Впрочем, можно понимать это презрение к протагонисту и по-другому, как бегство от собственной неудачи, от того, что Институт античной культуры не смог стать градообразующим предприятием. Это представление об античности как о градообразующей отрасли производства — европейская идея, которая составляет невысказанный подтекст и пьесы Зорина, и фильма Шахназарова. Европа признает не просто Крест, а возможность чувствовать этот Крест, при этом находясь в агонии. Возможность одновременно страдать и чувствовать страдание, быть «воронкой после взрыва» (Елена Шварц), быть «пустыней» посреди пустыни мира. Это не общечеловеческая эмпатия, а признание мученичества как места, где привычные законы истории меняются, где история перестает быть местом насилия и ответа на насилие. Где мучения, смерть, война заставляют не продолжать дальше бои, а остановиться. Европа воевала много и чинила множество насилия — но именно остановка насилия становилась «градообразующим делом», образующим повседневное существование, наподобие того, как в СССР были градообразующие предприятия. Именно так насилие останавливала сеть университетов, хотя бы они создавались в самые кровавые времена. Только у Шахназарова эта европейская идея сразу дискредитирована тем, что профессии и хобби героев неочевидны, в отличие от пьесы Зорина, где легко можно считать послужной список каждого героя. И получается, что на персонажей сразу возложена огромная культурная миссия, а как она будет исполнена — непонятно. Хотя фильм, именно в те моменты, когда «добряки» объединяются против Кабачкова, почти что в стилистике оратории драматизируя отношения с выскочкой, хочет нас заставить поверить в миссию сохранения и преумножения всего лучшего, созданного человечеством. Неубедительно… но симптоматично…
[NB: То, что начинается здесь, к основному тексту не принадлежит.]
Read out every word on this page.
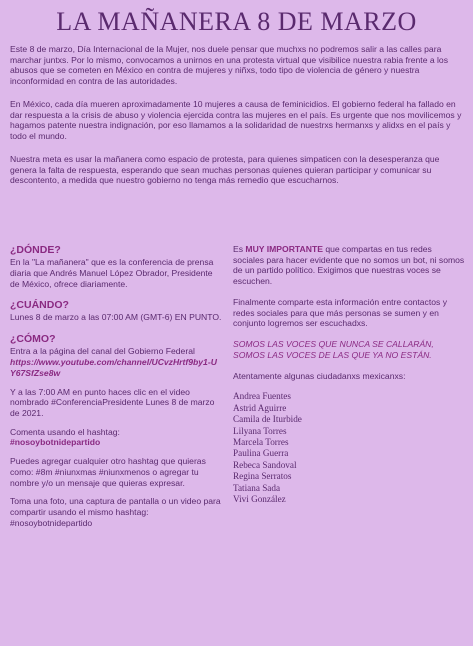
LA MAÑANERA 8 DE MARZO

Este 8 de marzo, Día Internacional de la Mujer, nos duele pensar que muchxs no podremos salir a las calles para marchar juntxs. Por lo mismo, convocamos a unirnos en una protesta virtual que visibilice nuestra rabia frente a los abusos que se cometen en México en contra de mujeres y niñxs, todo tipo de violencia de género y nuestra inconformidad en contra de las autoridades.

En México, cada día mueren aproximadamente 10 mujeres a causa de feminicidios. El gobierno federal ha fallado en dar respuesta a la crisis de abuso y violencia ejercida contra las mujeres en el país. Es urgente que nos movilicemos y hagamos patente nuestra indignación, por eso llamamos a la solidaridad de nuestrxs hermanxs y alidxs en el país y todo el mundo.

Nuestra meta es usar la mañanera como espacio de protesta, para quienes simpaticen con la desesperanza que genera la falta de respuesta, esperando que sean muchas personas quienes quieran participar y comunicar su descontento, a medida que nuestro gobierno no tenga más remedio que escucharnos.

¿DÓNDE?
En la "La mañanera" que es la conferencia de prensa diaria que Andrés Manuel López Obrador, Presidente de México, ofrece diariamente.
¿CUÁNDO?
Lunes 8 de marzo a las 07:00 AM (GMT-6) EN PUNTO.
¿CÓMO?

Entra a la página del canal del Gobierno Federal
https://www.youtube.com/channel/UCvzHrtf9by1-UY67SfZse8w

Y a las 7:00 AM en punto haces clic en el video nombrado #ConferenciaPresidente Lunes 8 de marzo de 2021.

Comenta usando el hashtag:
#nosoybotnidepartido

Puedes agregar cualquier otro hashtag que quieras como: #8m #niunxmas #niunxmenos o agregar tu nombre y/o un mensaje que quieras expresar.

Toma una foto, una captura de pantalla o un video para compartir usando el mismo hashtag: #nosoybotnidepartido

Es MUY IMPORTANTE que compartas en tus redes sociales para hacer evidente que no somos un bot, ni somos de un partido político. Exigimos que nuestras voces se escuchen.
Finalmente comparte esta información entre contactos y redes sociales para que más personas se sumen y en conjunto logremos ser escuchadxs.
SOMOS LAS VOCES QUE NUNCA SE CALLARÁN, SOMOS LAS VOCES DE LAS QUE YA NO ESTÁN.
Atentamente algunas ciudadanxs mexicanxs:
Andrea Fuentes
Astrid Aguirre
Camila de Iturbide
Lilyana Torres
Marcela Torres
Paulina Guerra
Rebeca Sandoval
Regina Serratos
Tatiana Sada
Vivi González
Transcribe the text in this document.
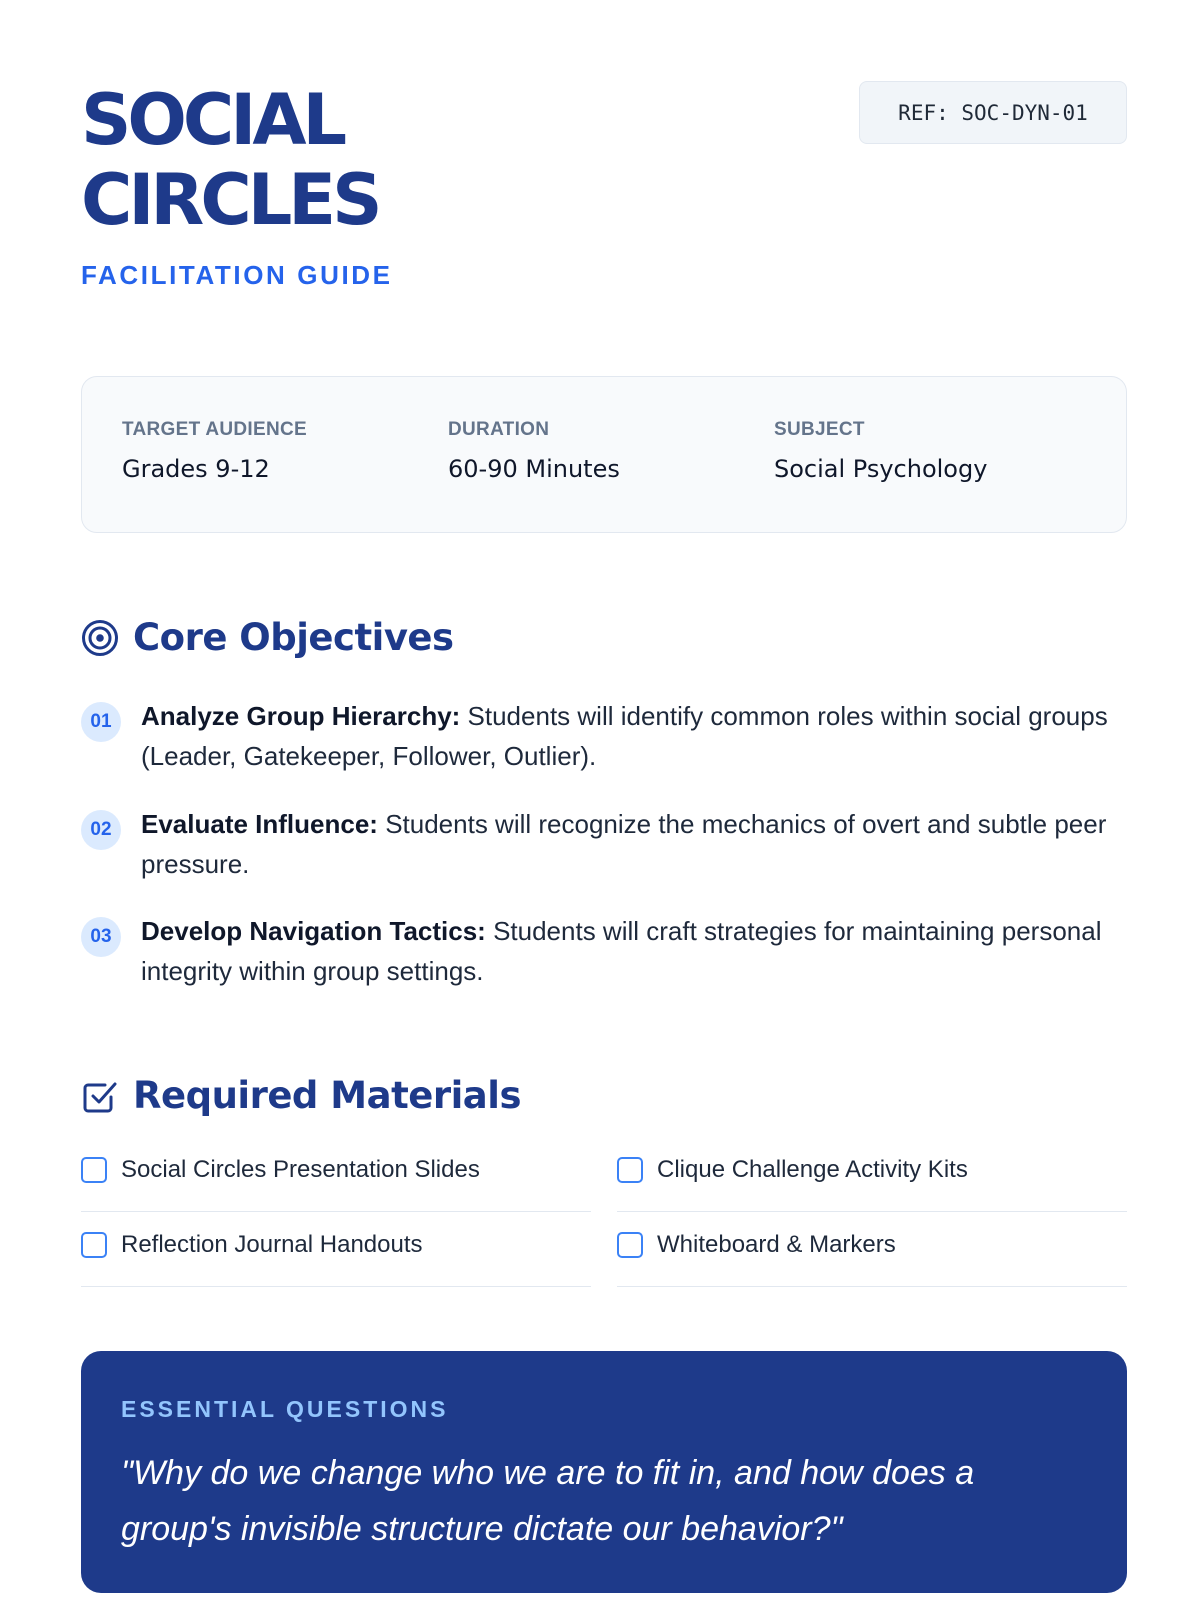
SOCIAL
CIRCLES
FACILITATION GUIDE
REF: SOC-DYN-01
TARGET AUDIENCE
Grades 9-12
DURATION
60-90 Minutes
SUBJECT
Social Psychology
Core Objectives
01	Analyze Group Hierarchy: Students will identify common roles within social groups (Leader, Gatekeeper, Follower, Outlier).
02	Evaluate Influence: Students will recognize the mechanics of overt and subtle peer pressure.
03	Develop Navigation Tactics: Students will craft strategies for maintaining personal integrity within group settings.
Required Materials
Social Circles Presentation Slides	Clique Challenge Activity Kits
Reflection Journal Handouts	Whiteboard & Markers
ESSENTIAL QUESTIONS
"Why do we change who we are to fit in, and how does a group's invisible structure dictate our behavior?"
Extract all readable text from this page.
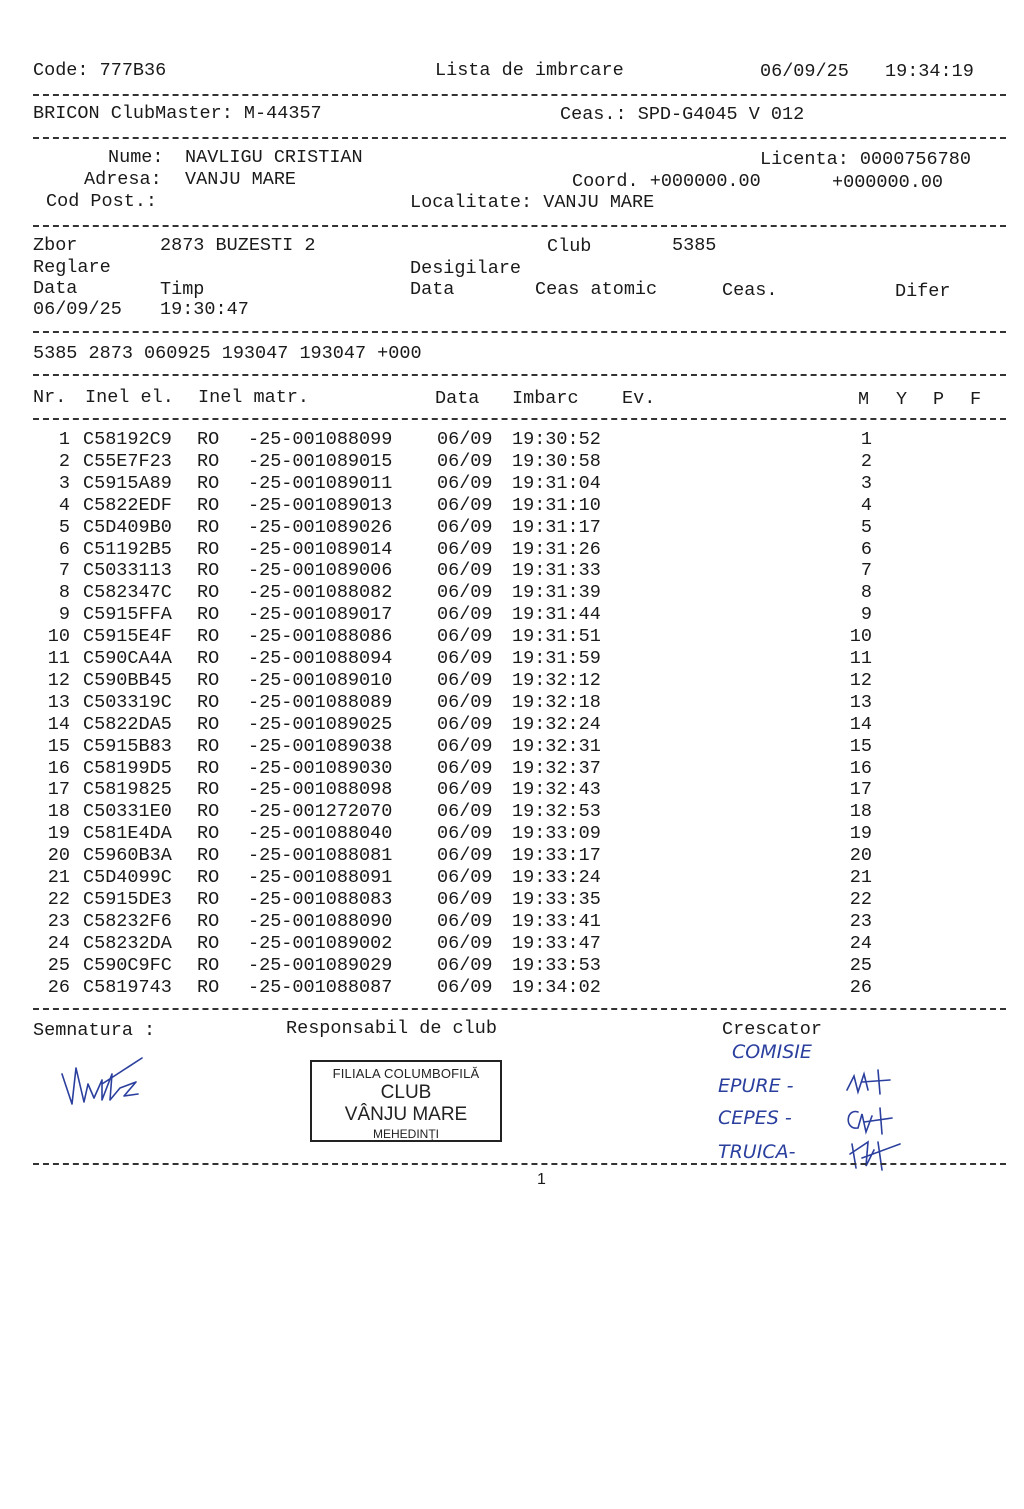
Code: 777B36	Lista de imbrcare	06/09/25 19:34:19
BRICON ClubMaster: M-44357	Ceas.: SPD-G4045 V 012
Nume: NAVLIGU CRISTIAN	Licenta: 0000756780
Adresa: VANJU MARE	Coord. +000000.00	+000000.00
Cod Post.:	Localitate: VANJU MARE
Zbor	2873 BUZESTI 2	Club	5385
Reglare	Desigilare
Data	Timp	Data	Ceas atomic	Ceas.	Difer
06/09/25 19:30:47
5385 2873 060925 193047 193047 +000
Nr. Inel el. Inel matr.	Data Imbarc Ev.	M Y P F
1 C58192C9 RO -25-001088099 06/09 19:30:52	1
2 C55E7F23 RO -25-001089015 06/09 19:30:58	2
3 C5915A89 RO -25-001089011 06/09 19:31:04	3
4 C5822EDF RO -25-001089013 06/09 19:31:10	4
5 C5D409B0 RO -25-001089026 06/09 19:31:17	5
6 C51192B5 RO -25-001089014 06/09 19:31:26	6
7 C5033113 RO -25-001089006 06/09 19:31:33	7
8 C582347C RO -25-001088082 06/09 19:31:39	8
9 C5915FFA RO -25-001089017 06/09 19:31:44	9
10 C5915E4F RO -25-001088086 06/09 19:31:51	10
11 C590CA4A RO -25-001088094 06/09 19:31:59	11
12 C590BB45 RO -25-001089010 06/09 19:32:12	12
13 C503319C RO -25-001088089 06/09 19:32:18	13
14 C5822DA5 RO -25-001089025 06/09 19:32:24	14
15 C5915B83 RO -25-001089038 06/09 19:32:31	15
16 C58199D5 RO -25-001089030 06/09 19:32:37	16
17 C5819825 RO -25-001088098 06/09 19:32:43	17
18 C50331E0 RO -25-001272070 06/09 19:32:53	18
19 C581E4DA RO -25-001088040 06/09 19:33:09	19
20 C5960B3A RO -25-001088081 06/09 19:33:17	20
21 C5D4099C RO -25-001088091 06/09 19:33:24	21
22 C5915DE3 RO -25-001088083 06/09 19:33:35	22
23 C58232F6 RO -25-001088090 06/09 19:33:41	23
24 C58232DA RO -25-001089002 06/09 19:33:47	24
25 C590C9FC RO -25-001089029 06/09 19:33:53	25
26 C5819743 RO -25-001088087 06/09 19:34:02	26
Semnatura :	Responsabil de club	Crescator
FILIALA COLUMBOFILĂ
CLUB
VÂNJU MARE
MEHEDINȚI
COMISIE
EPURE -
CEPES -
TRUICA-
1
Но вернемся к тому, изучать какие ремесла требует молодой директор Кабачков от своих новых подчиненных. В фильме он просто восхваляет ремесленников «с золотыми руками», бросая этот штамп в лицо изумленному профессору. В спектакле он хвалил «краснодеревщиков»: и это не случайно. Конечно, насмешка над слабым знанием истории материальной культуры — но ведь каноническим знанием оказывается тогда знание банальной картины «каменной» и «мраморной» античности. И в этом смысле герой-прохиндей, который пытается в материальной культуре найти момент любования живой плотью дерева, конечно, выглядит предвестником невежественной журнально-газетной критики 1990-х годов, столь же энтузиастичной, сколь и беспощадной.

Так в чем же конфликт, которого быть не должно? — ведь не может быть конфликта между трикстером и его жертвой, а только интрига. Конфликт этот между романтическим культом чувственности, носителем которого и является герой Буркова, и эзотерической сытостью его коллег. Для Гордея Кабачкова исследовательское чтение — это выяснение того, в какой момент буква начинает пробуждать чувства: его главный молодой конкурент в институте ругает его в начале за основной вывод его диссертации — что «аэды играли на кифарах». Если в театральном пространстве легко выразить интонациями, что речь идет о банальности вывода, то в позднесоветском кинопространстве, в котором любой диалог — это неожиданное стечение нюансов, соль авторского обличения пропадает. Остается Кабачков, которому важно, что Гомер может заиграть в душе, или «золотые руки» вдруг чудесно засиять. Тогда как для его коллег исследовательское чтение — это восхищение «наивным гением» Гомера, иначе говоря, восхищение античной литературой как кэмпом, который наивен до уродливости, но почему-то восхищает. В театральном языке такое восхищение — раскрытие ценностных установок героев, тогда как в киноязыке это поневоле оказывается обличением занудного морализма «добряков», которых режиссер хочет восхвалить. Киноязык запечатлел эпоху, когда образованные люди могли стоять в очередь на выставку Глазунова, принимая его китч за морализм. Фильм провалился в прокате, как провалился бы сейчас биографический фильм о Глазунове. Ностальгия по пятидесятым годам в скучные восьмидесятые стала ямой и для любых ценностных суждений зрителя, а магистральная тема педантизма (Институт античной культуры) превратила авантюрный роман из блистательного капустника, как это было у Зорина, в гимническое воспевание витальности «добряков». Все законы театральности оказываются нарушены, фильм освистан, но с мифом о витальности высокой культуры мы живем до сих пор. Культура «выживает», а публичной дискуссии о важнейших вопросах как не было, так и нет.